Fabrikalar arası bağlantılar yeterince kurulamadı. Sendika bürokratları işçilerin arasında korku yaymak için yoğun bir çaba içerisine girdi. Sınıfı bölmek için tüm bunlar etkili oldu. Gebze şubenin bölünmesi tabanda bir öfkeye yol açsa da somutta cesaretli adımlar atılamayınca ihanet sözleşmesinin imzalanmasının önü açılmış oldu.
Öte yandan, süreç içerisinde şunlar zorlanabilirdi: Metal fırtınasında adımları atılan ama tam oturtulamayan fabrikalar arası kurullar oluşturulabilirdi. Ortak kanallar üzerinde güçlü adımlar atmanın zeminleri yaratılabilirdi.
Süreç yenilgi değil, metal işçileri adına derstir!
Birleşik Metal üyesi işçilerin grev iradesi Türk Metal tabanındaki metal işçileri için de umut oldu. 5 Şubat grev kararı mevcut durgunluk halinde bile heyecan yarattı. Aslında metal işçisinin ihtiyacı olan bu süreçte daha cesaretli adımlar atmaktı.
Fakat metal işçilerinin gelişmelere müdahale edecek alternatif bir örgütlenmesi olmayınca mevcut dinamik kendi içinde erimeye terkedilmiş oldu.

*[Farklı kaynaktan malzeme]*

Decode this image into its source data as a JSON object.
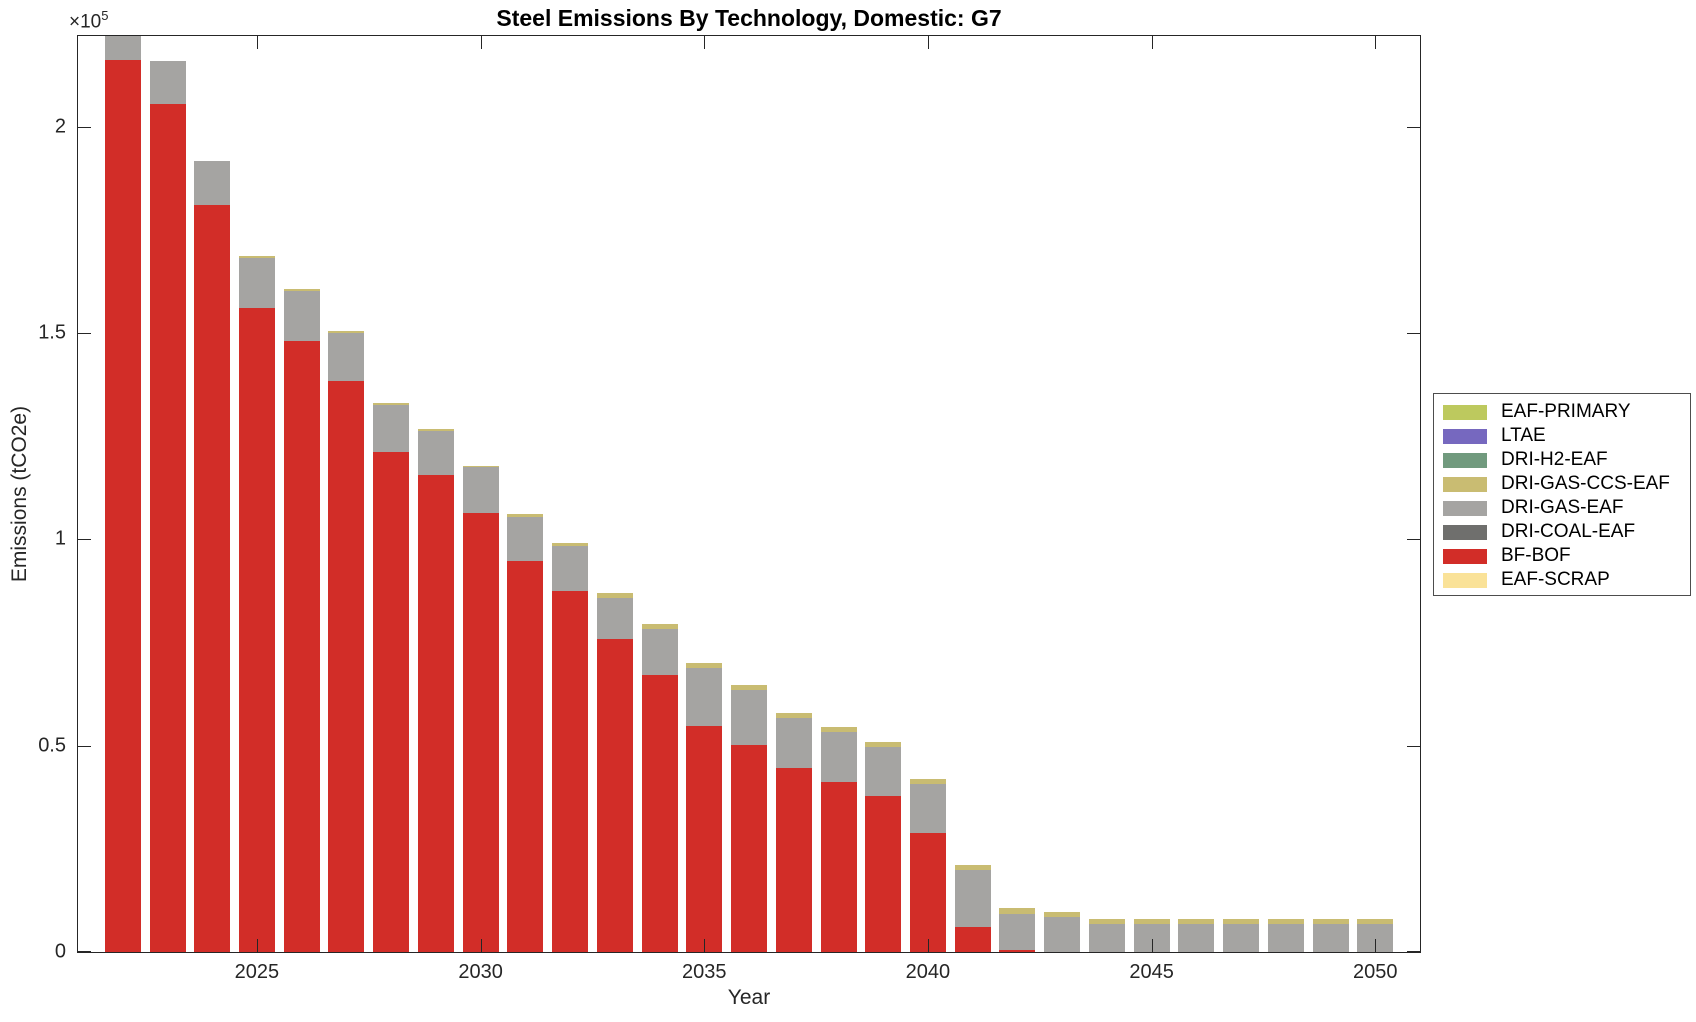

Sadece bir fabrikada bile alternatif bir örgütlenme olmuş olsa idi daha farklı bir sürecin önü açılabilirdi. Fakat satış sözleşmesini imzalayan sendika bürokrasisine dönük en ufak bir tepki dahi örgütlü biçime dönüşemedi.

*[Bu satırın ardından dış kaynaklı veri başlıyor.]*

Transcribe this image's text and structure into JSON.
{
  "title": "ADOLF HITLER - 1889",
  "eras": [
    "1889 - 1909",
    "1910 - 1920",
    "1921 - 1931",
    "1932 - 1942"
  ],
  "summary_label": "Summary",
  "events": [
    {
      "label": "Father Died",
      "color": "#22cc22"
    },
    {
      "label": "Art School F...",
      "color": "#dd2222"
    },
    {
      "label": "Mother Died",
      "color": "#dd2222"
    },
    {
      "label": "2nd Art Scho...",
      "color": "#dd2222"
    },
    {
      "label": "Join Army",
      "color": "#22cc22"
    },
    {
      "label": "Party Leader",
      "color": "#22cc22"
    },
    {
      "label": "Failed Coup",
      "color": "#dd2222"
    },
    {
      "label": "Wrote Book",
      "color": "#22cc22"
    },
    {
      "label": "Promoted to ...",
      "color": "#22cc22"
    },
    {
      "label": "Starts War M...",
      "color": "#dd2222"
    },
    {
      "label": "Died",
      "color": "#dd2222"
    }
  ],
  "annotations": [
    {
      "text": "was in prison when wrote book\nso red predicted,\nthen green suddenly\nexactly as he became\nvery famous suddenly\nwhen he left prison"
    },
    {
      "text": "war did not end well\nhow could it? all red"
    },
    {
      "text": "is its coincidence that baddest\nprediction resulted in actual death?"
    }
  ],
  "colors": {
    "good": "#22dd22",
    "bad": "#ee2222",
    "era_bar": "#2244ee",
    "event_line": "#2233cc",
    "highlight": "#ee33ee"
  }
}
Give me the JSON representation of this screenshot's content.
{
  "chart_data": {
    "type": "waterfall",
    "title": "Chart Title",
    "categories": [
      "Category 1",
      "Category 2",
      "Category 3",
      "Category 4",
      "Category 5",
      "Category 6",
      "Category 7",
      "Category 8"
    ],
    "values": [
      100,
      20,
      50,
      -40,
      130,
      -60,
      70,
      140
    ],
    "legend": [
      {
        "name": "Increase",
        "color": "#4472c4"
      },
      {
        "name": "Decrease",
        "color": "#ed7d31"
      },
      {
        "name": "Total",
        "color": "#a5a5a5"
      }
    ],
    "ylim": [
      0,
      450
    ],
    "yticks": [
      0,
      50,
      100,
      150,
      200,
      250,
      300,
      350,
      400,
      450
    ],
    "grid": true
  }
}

Metal İşçileri Bülteni’nin son dağıtımında ise işçilerin yüzlerinde okunan ifade tamamen değişmişti. Grev sürecinde yüzü gülen, grevi heyecanla bekleyen metal işçileri sözleşme sonrasında kavgadan kaçmış bir ruh hali ile davranıyordu.
Açık ki, metal işçileri mücadeleye her zaman hazırdı. Eksiklerini tamamladığında ise yeni metal fırtınaları yaratacakları açık. İşte umut da kavga da mücadele de bu gerçekliğin içerisinde gizli.